Era difícil dizer na luz turva, mas o rosto de Benny pareceu ficar
colorido. Seus olhos, que pareciam pequenos e amarelos em seu rosto
inchado, endureceram. Ele olhou para Hazard e disse: "Você é o bicha, certo?"

Somers já estava dando um soco em Benny quando Hazard conseguiu se


mover. Ele pegou Somers pelo ombro e o empurrou um passo para trás.

"Diga isso de novo", disse Somers, lutando para passar por Hazard.

"Deixe-o", disse Hazard.


“Sim, tenho feito algumas leituras. Ainda tenho serviço de celular aqui. Você
pode acreditar nisso? Meio idiota de Deus, este lugar, e você ainda tem
serviço de celular. Esta cidadezinha de merda ficou muito animada quando
você voltou. Todo animado sobre o garoto local que fez o bem - exceto pelo
fato de que você é um viado filho da puta, certo? "
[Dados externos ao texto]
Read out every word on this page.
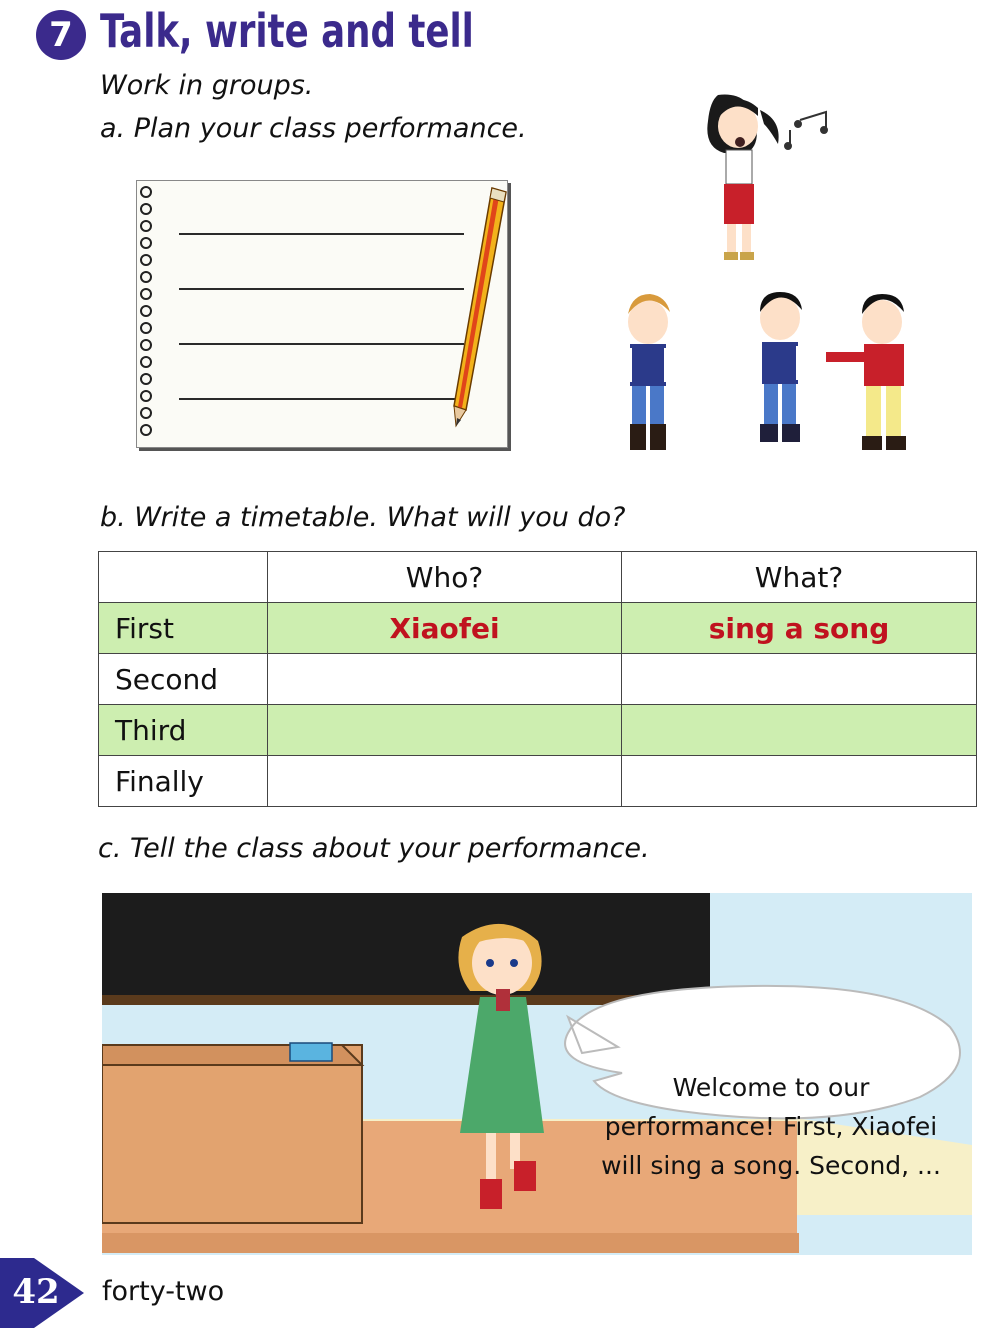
7 Talk, write and tell
Work in groups.
a. Plan your class performance.
b. Write a timetable. What will you do?
	Who?	What?
First	Xiaofei	sing a song
Second		
Third		
Finally		
c. Tell the class about your performance.
Welcome to our
performance! First, Xiaofei
will sing a song. Second, ...
42 forty-two
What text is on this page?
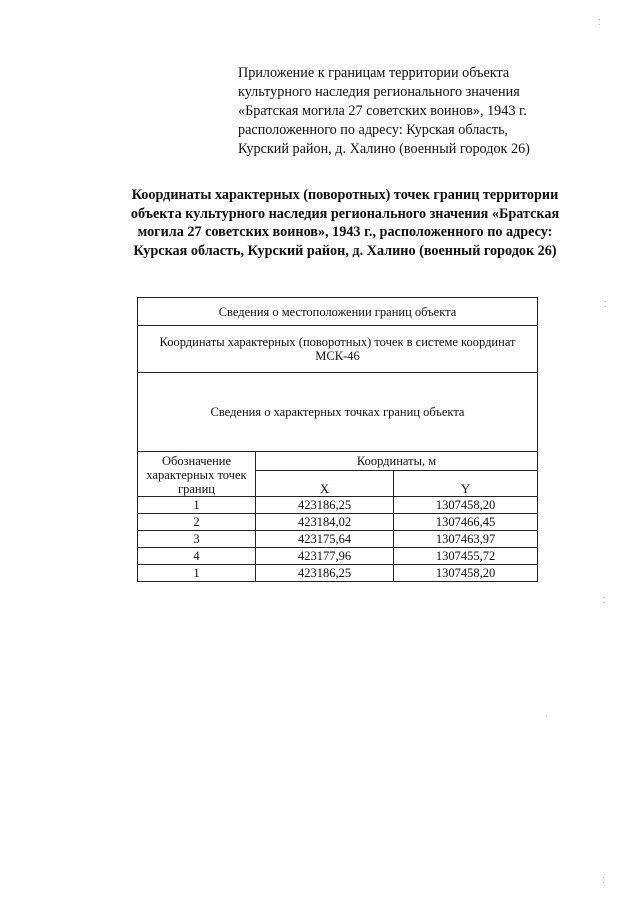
Приложение к границам территории объекта
культурного наследия регионального значения
«Братская могила 27 советских воинов», 1943 г.
расположенного по адресу: Курская область,
Курский район, д. Халино (военный городок 26)
Координаты характерных (поворотных) точек границ территории
объекта культурного наследия регионального значения «Братская
могила 27 советских воинов», 1943 г., расположенного по адресу:
Курская область, Курский район, д. Халино (военный городок 26)
Сведения о местоположении границ объекта		

Координаты характерных (поворотных) точек в системе координат
МСК-46		

Сведения о характерных точках границ объекта		

Обозначение
характерных точек
границ	Координаты, м	
	X	Y
1	423186,25	1307458,20
2	423184,02	1307466,45
3	423175,64	1307463,97
4	423177,96	1307455,72
1	423186,25	1307458,20
⁚
⁚
⁚
·
⁚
Hazard plantou a mão no peito de Somers. "Eu disse para deixar."

“Você resolveu aquele assassinato no mês passado. Isso era grande, muito
grande, pelo menos em um lugar pequeno como este. Mas você não tem a
menor ideia do caralho, não quando se trata do mundo exterior. "

Somers, de alguma forma, conseguiu se controlar. Ele acenou com a cabeça


para Hazard, e Hazard soltou seu parceiro. "Temos a gravação de Ran", disse
Somers, "de uma conversa entre vocês dois na qual você ameaça ..."

“Eu ameacei a mãe dele e aquela namorada troll dele. E daí? Isso não prova
nada. Ele está morto, e sem uma prova real e sólida, você não pode fazer
merda nenhuma com o que tem. ”

"Você tem um comprador." As palavras saíram da boca de Hazard antes que


ele pudesse detê-las. As peças pareciam se encaixar: a manipulação de Ran
por Benny, seu plano de longo prazo para minar Thomas e seu
comportamento agora. “Há muito tempo você tem um comprador e, agora que
Thomas está morto, você acha que conseguirá penhorar esse software e ficar
rico.”

Benny zombou, mas seus olhos estavam arregalados e pálidos. A neve tilintou
contra o vidro, centenas e centenas de grânulos tilintando contra as
vidraças. A tempestade engoliu tudo, até mesmo aquela luz subaquática preto-
azulada, e tudo fora de Windsor estava escuro. O quarto de Benny também
estava escuro, e apenas a luz do corredor revelava as feições de Benny.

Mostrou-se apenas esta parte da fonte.